The clinical observation suggests a relation between alcoholism and dysregulation of the hypothalamus-pituitary-gonadal hormone axis. Chronic alcohol abuse leads to hypogonadism and sexual dysfunction. Testosterone and the genetics of the androgen receptor [AR] are related to impulsivity as well as appetite/hunger, both associated with addiction.

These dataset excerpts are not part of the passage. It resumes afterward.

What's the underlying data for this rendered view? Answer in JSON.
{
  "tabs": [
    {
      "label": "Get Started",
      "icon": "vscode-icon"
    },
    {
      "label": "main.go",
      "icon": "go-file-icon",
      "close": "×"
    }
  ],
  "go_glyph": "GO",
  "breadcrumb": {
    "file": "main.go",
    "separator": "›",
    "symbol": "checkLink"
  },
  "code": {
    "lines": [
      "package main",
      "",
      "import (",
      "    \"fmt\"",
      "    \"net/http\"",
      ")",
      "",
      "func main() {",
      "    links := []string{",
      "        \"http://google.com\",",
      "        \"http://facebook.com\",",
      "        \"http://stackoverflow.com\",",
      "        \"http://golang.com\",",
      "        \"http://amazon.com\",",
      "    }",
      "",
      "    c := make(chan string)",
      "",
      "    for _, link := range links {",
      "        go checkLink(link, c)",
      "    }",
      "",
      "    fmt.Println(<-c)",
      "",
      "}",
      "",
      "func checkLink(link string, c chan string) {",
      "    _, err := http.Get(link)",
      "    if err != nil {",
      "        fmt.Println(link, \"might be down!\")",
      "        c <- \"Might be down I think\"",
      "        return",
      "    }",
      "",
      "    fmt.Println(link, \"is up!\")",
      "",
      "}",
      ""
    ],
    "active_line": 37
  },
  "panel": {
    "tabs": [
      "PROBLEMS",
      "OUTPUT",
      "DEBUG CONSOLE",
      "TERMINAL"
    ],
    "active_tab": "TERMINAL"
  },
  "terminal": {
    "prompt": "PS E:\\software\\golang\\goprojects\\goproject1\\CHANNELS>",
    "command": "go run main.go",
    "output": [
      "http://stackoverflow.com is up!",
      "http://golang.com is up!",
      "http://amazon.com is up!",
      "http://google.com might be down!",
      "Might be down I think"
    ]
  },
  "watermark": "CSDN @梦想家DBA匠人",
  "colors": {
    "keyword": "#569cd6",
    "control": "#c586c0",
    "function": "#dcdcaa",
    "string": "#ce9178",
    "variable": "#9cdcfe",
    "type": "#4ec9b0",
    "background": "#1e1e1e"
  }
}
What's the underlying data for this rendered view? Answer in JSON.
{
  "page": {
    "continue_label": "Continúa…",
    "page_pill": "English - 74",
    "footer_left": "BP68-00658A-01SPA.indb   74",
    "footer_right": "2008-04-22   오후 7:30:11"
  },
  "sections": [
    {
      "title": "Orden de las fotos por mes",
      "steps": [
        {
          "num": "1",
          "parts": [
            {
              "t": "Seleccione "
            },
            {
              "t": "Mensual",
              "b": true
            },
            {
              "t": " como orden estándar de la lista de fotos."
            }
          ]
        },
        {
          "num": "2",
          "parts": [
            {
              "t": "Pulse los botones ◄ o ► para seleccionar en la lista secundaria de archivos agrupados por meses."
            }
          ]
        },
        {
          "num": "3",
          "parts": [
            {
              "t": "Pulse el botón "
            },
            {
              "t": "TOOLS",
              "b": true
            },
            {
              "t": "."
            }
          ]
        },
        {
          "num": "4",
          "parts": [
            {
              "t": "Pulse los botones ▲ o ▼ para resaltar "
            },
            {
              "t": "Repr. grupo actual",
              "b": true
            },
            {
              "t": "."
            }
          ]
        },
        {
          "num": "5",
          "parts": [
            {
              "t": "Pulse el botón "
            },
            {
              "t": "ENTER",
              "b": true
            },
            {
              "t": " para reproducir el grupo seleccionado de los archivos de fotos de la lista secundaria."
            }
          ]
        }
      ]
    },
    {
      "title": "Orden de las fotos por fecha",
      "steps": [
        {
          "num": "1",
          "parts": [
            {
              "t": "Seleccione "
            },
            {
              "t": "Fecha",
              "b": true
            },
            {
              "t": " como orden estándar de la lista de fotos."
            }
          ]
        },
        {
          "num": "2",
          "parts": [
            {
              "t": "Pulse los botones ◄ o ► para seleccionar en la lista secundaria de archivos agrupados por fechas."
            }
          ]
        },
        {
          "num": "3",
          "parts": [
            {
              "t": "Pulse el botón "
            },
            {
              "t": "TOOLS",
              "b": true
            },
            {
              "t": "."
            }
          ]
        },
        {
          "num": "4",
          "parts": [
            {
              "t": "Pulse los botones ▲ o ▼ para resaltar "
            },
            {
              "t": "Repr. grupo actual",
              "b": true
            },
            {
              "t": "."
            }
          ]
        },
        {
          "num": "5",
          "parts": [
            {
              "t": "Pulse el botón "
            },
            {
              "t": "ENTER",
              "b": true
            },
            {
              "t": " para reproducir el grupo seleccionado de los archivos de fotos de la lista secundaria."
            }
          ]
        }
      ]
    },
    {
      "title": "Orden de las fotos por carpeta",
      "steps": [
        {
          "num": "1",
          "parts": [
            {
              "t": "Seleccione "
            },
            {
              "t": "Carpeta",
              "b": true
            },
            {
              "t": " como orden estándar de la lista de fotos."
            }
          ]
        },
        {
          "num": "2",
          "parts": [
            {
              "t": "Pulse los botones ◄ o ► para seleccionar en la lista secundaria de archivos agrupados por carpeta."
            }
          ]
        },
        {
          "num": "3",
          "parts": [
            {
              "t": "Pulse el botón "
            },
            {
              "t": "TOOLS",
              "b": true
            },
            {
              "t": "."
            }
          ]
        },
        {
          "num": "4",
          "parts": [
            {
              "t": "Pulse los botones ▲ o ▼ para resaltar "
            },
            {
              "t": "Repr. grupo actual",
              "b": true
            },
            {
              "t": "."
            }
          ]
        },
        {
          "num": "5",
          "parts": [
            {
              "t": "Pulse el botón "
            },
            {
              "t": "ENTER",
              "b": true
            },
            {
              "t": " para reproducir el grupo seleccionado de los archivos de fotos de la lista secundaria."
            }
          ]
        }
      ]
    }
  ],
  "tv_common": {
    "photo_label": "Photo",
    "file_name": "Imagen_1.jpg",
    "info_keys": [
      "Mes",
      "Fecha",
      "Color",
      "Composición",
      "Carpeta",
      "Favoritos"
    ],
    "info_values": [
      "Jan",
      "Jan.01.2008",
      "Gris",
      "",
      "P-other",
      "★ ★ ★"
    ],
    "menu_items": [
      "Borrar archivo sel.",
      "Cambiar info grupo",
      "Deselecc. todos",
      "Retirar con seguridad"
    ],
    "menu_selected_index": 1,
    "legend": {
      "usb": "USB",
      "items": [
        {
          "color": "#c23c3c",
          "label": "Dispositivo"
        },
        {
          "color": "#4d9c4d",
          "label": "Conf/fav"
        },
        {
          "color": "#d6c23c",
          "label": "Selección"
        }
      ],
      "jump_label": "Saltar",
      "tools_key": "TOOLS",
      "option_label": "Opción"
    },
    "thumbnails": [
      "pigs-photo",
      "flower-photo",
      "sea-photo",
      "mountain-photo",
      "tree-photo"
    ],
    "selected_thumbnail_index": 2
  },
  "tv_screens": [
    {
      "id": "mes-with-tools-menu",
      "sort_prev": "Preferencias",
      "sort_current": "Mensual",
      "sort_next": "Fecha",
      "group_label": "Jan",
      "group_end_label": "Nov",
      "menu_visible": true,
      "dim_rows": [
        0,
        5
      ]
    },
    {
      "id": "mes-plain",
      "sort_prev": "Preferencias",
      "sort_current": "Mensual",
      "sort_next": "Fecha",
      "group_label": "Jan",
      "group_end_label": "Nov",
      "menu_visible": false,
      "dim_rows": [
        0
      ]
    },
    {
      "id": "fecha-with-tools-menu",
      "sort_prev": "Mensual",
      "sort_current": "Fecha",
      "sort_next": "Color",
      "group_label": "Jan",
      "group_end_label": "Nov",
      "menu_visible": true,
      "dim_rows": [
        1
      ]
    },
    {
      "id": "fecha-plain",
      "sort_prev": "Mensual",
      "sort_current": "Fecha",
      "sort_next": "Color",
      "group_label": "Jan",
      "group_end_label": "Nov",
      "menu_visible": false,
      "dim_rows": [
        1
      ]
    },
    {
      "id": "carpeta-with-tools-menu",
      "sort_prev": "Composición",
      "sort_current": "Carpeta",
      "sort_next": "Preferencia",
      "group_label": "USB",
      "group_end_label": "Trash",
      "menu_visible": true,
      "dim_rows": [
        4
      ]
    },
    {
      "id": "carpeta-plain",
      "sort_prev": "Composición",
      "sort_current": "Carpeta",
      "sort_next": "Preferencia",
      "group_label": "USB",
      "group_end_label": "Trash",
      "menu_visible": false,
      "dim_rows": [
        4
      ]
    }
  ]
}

This study investigated whether the length of a CAG trinucleotide repeat within the coding region of the AR is associated with alcoholism in general and whether it is linked to craving during withdrawal. Moreover, we concentrated on finding possible mediators of the observed effects.

We included 112 male inpatients who were admitted for detoxification treatment and who were compared to 50 age-matched controls. To measure the extent of craving we used the Obsessive Compulsive Drinking Scale (OCDS) on the day of hospital admission. For laboratory analysis we used whole blood (genetics) and serum (protein quantification).

The group of patients (21.6 ± 3.7 repeats) did not differ significantly from the control group (21.3 ± 3.3 repeats, p = 0.632) in terms of the number of CAG repeats. We found a significant negative correlation for the AR repeat length regarding OCDS-to (R2 = 0.053, p = 0.016) and OCDS-obs (R2 = 0.058, p = 0.011). Carrying out a path analysis of the mediating effect of leptin on the association between the number of CAG repeats of the AR and alcohol craving we found that direct effects (r = −0.144) accounted for 60% and indirect leptin-mediated effects (r = −0.096) for 40% of the total effect.

Today, the impact of the sexual hormone axis seems to be underestimated in alcoholism.